Ist es das Zusammengehörigkeitsgefühl im Stadion von “Roter Stern Belgrad”? Denn was kann sich mehr nach Gemeinschaft anfühlen, als ein Team anzufeuern? Ist es der Besuch in Višegrad, bei dem du Anekdoten über deine Großeltern erfährst? Denn was ist mehr Herkunft, als die Herkunft und Verwurzelung deiner Familie? Ist es der nächtliche Besuch der Aral-Tankstelle? Denn was ist mehr Heimat, als der Ort an dem du die Nächte mit Freund*innen in deiner Jugend verbracht hast?

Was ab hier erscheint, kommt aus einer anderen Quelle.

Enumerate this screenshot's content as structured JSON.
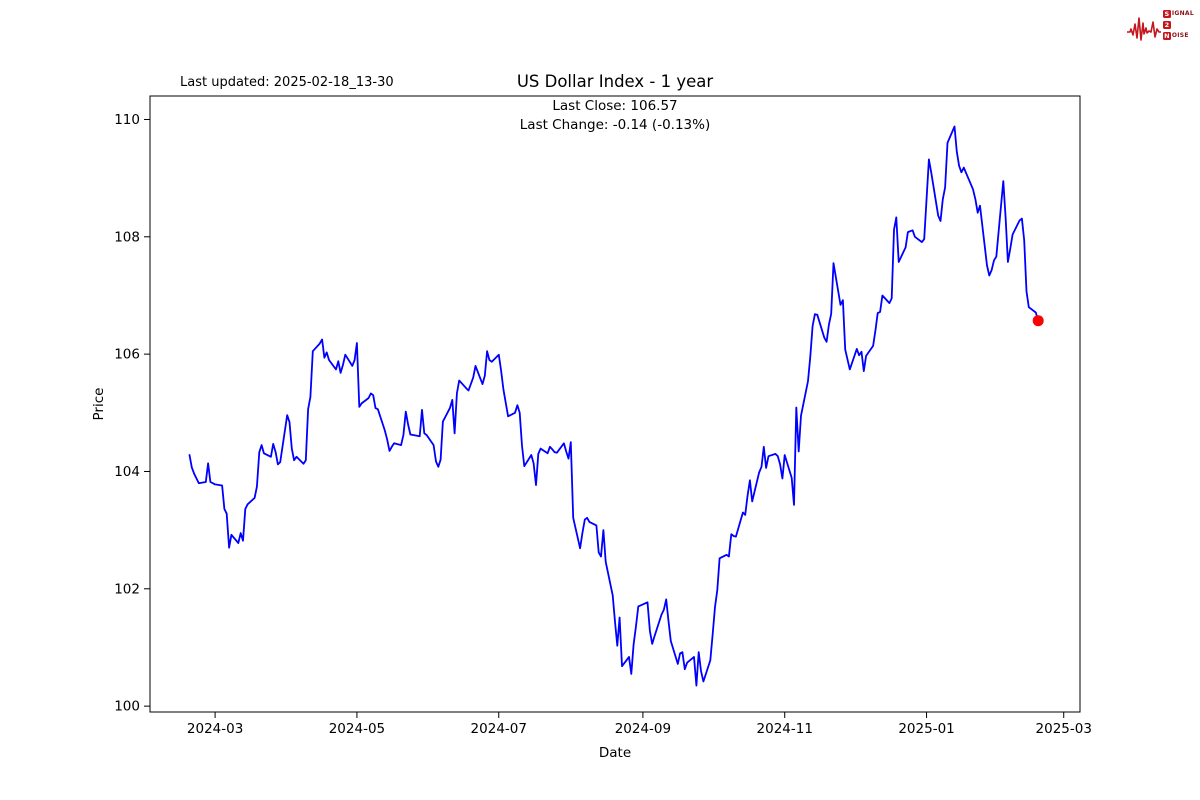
{
  "header": {
    "last_updated": "Last updated: 2025-02-18_13-30"
  },
  "logo": {
    "word1_initial": "S",
    "word1_rest": "IGNAL",
    "word2": "2",
    "word3_initial": "N",
    "word3_rest": "OISE",
    "accent_color": "#c4161c",
    "text_color": "#8c1216"
  },
  "chart_data": {
    "type": "line",
    "title": "US Dollar Index - 1 year",
    "xlabel": "Date",
    "ylabel": "Price",
    "annotations": [
      "Last Close: 106.57",
      "Last Change: -0.14 (-0.13%)"
    ],
    "last_close": 106.57,
    "last_change": -0.14,
    "last_change_pct": "-0.13%",
    "line_color": "#0000ff",
    "marker_color": "#ff0000",
    "axis_color": "#000000",
    "grid": false,
    "legend": "none",
    "ylim": [
      99.9,
      110.4
    ],
    "xlim": [
      "2024-02-02",
      "2025-03-08"
    ],
    "yticks": [
      100,
      102,
      104,
      106,
      108,
      110
    ],
    "xticks": [
      "2024-03",
      "2024-05",
      "2024-07",
      "2024-09",
      "2024-11",
      "2025-01",
      "2025-03"
    ],
    "series": [
      {
        "name": "US Dollar Index close",
        "points": [
          [
            "2024-02-19",
            104.28
          ],
          [
            "2024-02-20",
            104.07
          ],
          [
            "2024-02-21",
            103.96
          ],
          [
            "2024-02-22",
            103.88
          ],
          [
            "2024-02-23",
            103.8
          ],
          [
            "2024-02-26",
            103.82
          ],
          [
            "2024-02-27",
            104.14
          ],
          [
            "2024-02-28",
            103.82
          ],
          [
            "2024-02-29",
            103.8
          ],
          [
            "2024-03-01",
            103.78
          ],
          [
            "2024-03-04",
            103.76
          ],
          [
            "2024-03-05",
            103.36
          ],
          [
            "2024-03-06",
            103.28
          ],
          [
            "2024-03-07",
            102.7
          ],
          [
            "2024-03-08",
            102.92
          ],
          [
            "2024-03-11",
            102.78
          ],
          [
            "2024-03-12",
            102.95
          ],
          [
            "2024-03-13",
            102.82
          ],
          [
            "2024-03-14",
            103.36
          ],
          [
            "2024-03-15",
            103.44
          ],
          [
            "2024-03-18",
            103.55
          ],
          [
            "2024-03-19",
            103.74
          ],
          [
            "2024-03-20",
            104.33
          ],
          [
            "2024-03-21",
            104.45
          ],
          [
            "2024-03-22",
            104.31
          ],
          [
            "2024-03-25",
            104.25
          ],
          [
            "2024-03-26",
            104.47
          ],
          [
            "2024-03-27",
            104.33
          ],
          [
            "2024-03-28",
            104.12
          ],
          [
            "2024-03-29",
            104.16
          ],
          [
            "2024-04-01",
            104.96
          ],
          [
            "2024-04-02",
            104.84
          ],
          [
            "2024-04-03",
            104.39
          ],
          [
            "2024-04-04",
            104.19
          ],
          [
            "2024-04-05",
            104.25
          ],
          [
            "2024-04-08",
            104.13
          ],
          [
            "2024-04-09",
            104.19
          ],
          [
            "2024-04-10",
            105.06
          ],
          [
            "2024-04-11",
            105.27
          ],
          [
            "2024-04-12",
            106.05
          ],
          [
            "2024-04-15",
            106.18
          ],
          [
            "2024-04-16",
            106.25
          ],
          [
            "2024-04-17",
            105.94
          ],
          [
            "2024-04-18",
            106.03
          ],
          [
            "2024-04-19",
            105.9
          ],
          [
            "2024-04-22",
            105.74
          ],
          [
            "2024-04-23",
            105.88
          ],
          [
            "2024-04-24",
            105.68
          ],
          [
            "2024-04-25",
            105.82
          ],
          [
            "2024-04-26",
            105.99
          ],
          [
            "2024-04-29",
            105.8
          ],
          [
            "2024-04-30",
            105.9
          ],
          [
            "2024-05-01",
            106.19
          ],
          [
            "2024-05-02",
            105.1
          ],
          [
            "2024-05-03",
            105.16
          ],
          [
            "2024-05-06",
            105.25
          ],
          [
            "2024-05-07",
            105.33
          ],
          [
            "2024-05-08",
            105.3
          ],
          [
            "2024-05-09",
            105.08
          ],
          [
            "2024-05-10",
            105.06
          ],
          [
            "2024-05-13",
            104.7
          ],
          [
            "2024-05-14",
            104.55
          ],
          [
            "2024-05-15",
            104.35
          ],
          [
            "2024-05-16",
            104.42
          ],
          [
            "2024-05-17",
            104.48
          ],
          [
            "2024-05-20",
            104.45
          ],
          [
            "2024-05-21",
            104.62
          ],
          [
            "2024-05-22",
            105.02
          ],
          [
            "2024-05-23",
            104.8
          ],
          [
            "2024-05-24",
            104.63
          ],
          [
            "2024-05-28",
            104.6
          ],
          [
            "2024-05-29",
            105.05
          ],
          [
            "2024-05-30",
            104.65
          ],
          [
            "2024-05-31",
            104.62
          ],
          [
            "2024-06-03",
            104.45
          ],
          [
            "2024-06-04",
            104.17
          ],
          [
            "2024-06-05",
            104.08
          ],
          [
            "2024-06-06",
            104.2
          ],
          [
            "2024-06-07",
            104.85
          ],
          [
            "2024-06-10",
            105.08
          ],
          [
            "2024-06-11",
            105.22
          ],
          [
            "2024-06-12",
            104.65
          ],
          [
            "2024-06-13",
            105.33
          ],
          [
            "2024-06-14",
            105.55
          ],
          [
            "2024-06-17",
            105.42
          ],
          [
            "2024-06-18",
            105.38
          ],
          [
            "2024-06-20",
            105.6
          ],
          [
            "2024-06-21",
            105.8
          ],
          [
            "2024-06-24",
            105.49
          ],
          [
            "2024-06-25",
            105.63
          ],
          [
            "2024-06-26",
            106.05
          ],
          [
            "2024-06-27",
            105.9
          ],
          [
            "2024-06-28",
            105.87
          ],
          [
            "2024-07-01",
            105.99
          ],
          [
            "2024-07-02",
            105.72
          ],
          [
            "2024-07-03",
            105.4
          ],
          [
            "2024-07-05",
            104.94
          ],
          [
            "2024-07-08",
            105.0
          ],
          [
            "2024-07-09",
            105.13
          ],
          [
            "2024-07-10",
            105.0
          ],
          [
            "2024-07-11",
            104.44
          ],
          [
            "2024-07-12",
            104.09
          ],
          [
            "2024-07-15",
            104.28
          ],
          [
            "2024-07-16",
            104.14
          ],
          [
            "2024-07-17",
            103.77
          ],
          [
            "2024-07-18",
            104.3
          ],
          [
            "2024-07-19",
            104.39
          ],
          [
            "2024-07-22",
            104.31
          ],
          [
            "2024-07-23",
            104.42
          ],
          [
            "2024-07-24",
            104.38
          ],
          [
            "2024-07-25",
            104.33
          ],
          [
            "2024-07-26",
            104.32
          ],
          [
            "2024-07-29",
            104.48
          ],
          [
            "2024-07-30",
            104.34
          ],
          [
            "2024-07-31",
            104.22
          ],
          [
            "2024-08-01",
            104.5
          ],
          [
            "2024-08-02",
            103.21
          ],
          [
            "2024-08-05",
            102.69
          ],
          [
            "2024-08-06",
            102.96
          ],
          [
            "2024-08-07",
            103.18
          ],
          [
            "2024-08-08",
            103.21
          ],
          [
            "2024-08-09",
            103.14
          ],
          [
            "2024-08-12",
            103.08
          ],
          [
            "2024-08-13",
            102.62
          ],
          [
            "2024-08-14",
            102.55
          ],
          [
            "2024-08-15",
            103.0
          ],
          [
            "2024-08-16",
            102.46
          ],
          [
            "2024-08-19",
            101.89
          ],
          [
            "2024-08-20",
            101.44
          ],
          [
            "2024-08-21",
            101.03
          ],
          [
            "2024-08-22",
            101.51
          ],
          [
            "2024-08-23",
            100.68
          ],
          [
            "2024-08-26",
            100.84
          ],
          [
            "2024-08-27",
            100.55
          ],
          [
            "2024-08-28",
            101.05
          ],
          [
            "2024-08-29",
            101.35
          ],
          [
            "2024-08-30",
            101.7
          ],
          [
            "2024-09-03",
            101.77
          ],
          [
            "2024-09-04",
            101.28
          ],
          [
            "2024-09-05",
            101.06
          ],
          [
            "2024-09-06",
            101.19
          ],
          [
            "2024-09-09",
            101.56
          ],
          [
            "2024-09-10",
            101.64
          ],
          [
            "2024-09-11",
            101.82
          ],
          [
            "2024-09-12",
            101.45
          ],
          [
            "2024-09-13",
            101.11
          ],
          [
            "2024-09-16",
            100.72
          ],
          [
            "2024-09-17",
            100.9
          ],
          [
            "2024-09-18",
            100.92
          ],
          [
            "2024-09-19",
            100.63
          ],
          [
            "2024-09-20",
            100.74
          ],
          [
            "2024-09-23",
            100.84
          ],
          [
            "2024-09-24",
            100.35
          ],
          [
            "2024-09-25",
            100.92
          ],
          [
            "2024-09-26",
            100.6
          ],
          [
            "2024-09-27",
            100.42
          ],
          [
            "2024-09-30",
            100.78
          ],
          [
            "2024-10-01",
            101.21
          ],
          [
            "2024-10-02",
            101.69
          ],
          [
            "2024-10-03",
            101.98
          ],
          [
            "2024-10-04",
            102.52
          ],
          [
            "2024-10-07",
            102.58
          ],
          [
            "2024-10-08",
            102.55
          ],
          [
            "2024-10-09",
            102.93
          ],
          [
            "2024-10-10",
            102.9
          ],
          [
            "2024-10-11",
            102.89
          ],
          [
            "2024-10-14",
            103.3
          ],
          [
            "2024-10-15",
            103.26
          ],
          [
            "2024-10-16",
            103.58
          ],
          [
            "2024-10-17",
            103.85
          ],
          [
            "2024-10-18",
            103.49
          ],
          [
            "2024-10-21",
            103.98
          ],
          [
            "2024-10-22",
            104.08
          ],
          [
            "2024-10-23",
            104.42
          ],
          [
            "2024-10-24",
            104.06
          ],
          [
            "2024-10-25",
            104.26
          ],
          [
            "2024-10-28",
            104.3
          ],
          [
            "2024-10-29",
            104.26
          ],
          [
            "2024-10-30",
            104.12
          ],
          [
            "2024-10-31",
            103.88
          ],
          [
            "2024-11-01",
            104.28
          ],
          [
            "2024-11-04",
            103.89
          ],
          [
            "2024-11-05",
            103.43
          ],
          [
            "2024-11-06",
            105.09
          ],
          [
            "2024-11-07",
            104.34
          ],
          [
            "2024-11-08",
            104.95
          ],
          [
            "2024-11-11",
            105.54
          ],
          [
            "2024-11-12",
            105.96
          ],
          [
            "2024-11-13",
            106.48
          ],
          [
            "2024-11-14",
            106.68
          ],
          [
            "2024-11-15",
            106.67
          ],
          [
            "2024-11-18",
            106.28
          ],
          [
            "2024-11-19",
            106.21
          ],
          [
            "2024-11-20",
            106.5
          ],
          [
            "2024-11-21",
            106.69
          ],
          [
            "2024-11-22",
            107.55
          ],
          [
            "2024-11-25",
            106.84
          ],
          [
            "2024-11-26",
            106.92
          ],
          [
            "2024-11-27",
            106.08
          ],
          [
            "2024-11-29",
            105.74
          ],
          [
            "2024-12-02",
            106.09
          ],
          [
            "2024-12-03",
            105.98
          ],
          [
            "2024-12-04",
            106.04
          ],
          [
            "2024-12-05",
            105.71
          ],
          [
            "2024-12-06",
            105.97
          ],
          [
            "2024-12-09",
            106.14
          ],
          [
            "2024-12-10",
            106.4
          ],
          [
            "2024-12-11",
            106.7
          ],
          [
            "2024-12-12",
            106.72
          ],
          [
            "2024-12-13",
            107.0
          ],
          [
            "2024-12-16",
            106.87
          ],
          [
            "2024-12-17",
            106.95
          ],
          [
            "2024-12-18",
            108.12
          ],
          [
            "2024-12-19",
            108.33
          ],
          [
            "2024-12-20",
            107.57
          ],
          [
            "2024-12-23",
            107.82
          ],
          [
            "2024-12-24",
            108.08
          ],
          [
            "2024-12-26",
            108.11
          ],
          [
            "2024-12-27",
            108.0
          ],
          [
            "2024-12-30",
            107.91
          ],
          [
            "2024-12-31",
            107.96
          ],
          [
            "2025-01-02",
            109.32
          ],
          [
            "2025-01-03",
            109.1
          ],
          [
            "2025-01-06",
            108.36
          ],
          [
            "2025-01-07",
            108.27
          ],
          [
            "2025-01-08",
            108.64
          ],
          [
            "2025-01-09",
            108.84
          ],
          [
            "2025-01-10",
            109.6
          ],
          [
            "2025-01-13",
            109.88
          ],
          [
            "2025-01-14",
            109.45
          ],
          [
            "2025-01-15",
            109.21
          ],
          [
            "2025-01-16",
            109.1
          ],
          [
            "2025-01-17",
            109.18
          ],
          [
            "2025-01-21",
            108.81
          ],
          [
            "2025-01-22",
            108.64
          ],
          [
            "2025-01-23",
            108.41
          ],
          [
            "2025-01-24",
            108.53
          ],
          [
            "2025-01-27",
            107.51
          ],
          [
            "2025-01-28",
            107.34
          ],
          [
            "2025-01-29",
            107.43
          ],
          [
            "2025-01-30",
            107.6
          ],
          [
            "2025-01-31",
            107.66
          ],
          [
            "2025-02-03",
            108.95
          ],
          [
            "2025-02-04",
            108.33
          ],
          [
            "2025-02-05",
            107.57
          ],
          [
            "2025-02-06",
            107.8
          ],
          [
            "2025-02-07",
            108.04
          ],
          [
            "2025-02-10",
            108.28
          ],
          [
            "2025-02-11",
            108.31
          ],
          [
            "2025-02-12",
            107.94
          ],
          [
            "2025-02-13",
            107.07
          ],
          [
            "2025-02-14",
            106.8
          ],
          [
            "2025-02-17",
            106.71
          ],
          [
            "2025-02-18",
            106.57
          ]
        ]
      }
    ]
  }
}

Das Stück zu schauen, bringt viele Emotionen mit sich. Wir trauern um die Demenz der Oma, die noch in Višegrad lebt und zu wenig Besuch bekommt. Wir trauern auch wegen des Gefühls, dass Integration in Deutschland Tag für Tag misslingt. Wir trauern wegen der Zerrissenheit, die die sechs Protagonist*innen, die ja eigentlich eine Einheit als Mensch sind, ausdrücken. Wir jubeln aber auch, sind begeistert, erinnern uns an Dinge die uns Zuhause fühlen lassen, an unsere Nächte als Jugendliche und wir schmunzeln über die zum Teil komische Inszenierung. Die Schauspieler*innen lassen das Publikum durch ihre expressionistische Spielart mitfühlen und reißen sie aus der Gegenwart in ihre eigene Geschichte- und in die von Stanišić.

Quelle: Volkstheater

Am Ende ist alles Glückssache. Das Publikum entscheidet per Würfelwurf, wie die Geschichte endet. Ein Symbolbild dafür, dass Herkunft ein Zufall ist. Herkunft ist, wohin der Würfel fällt.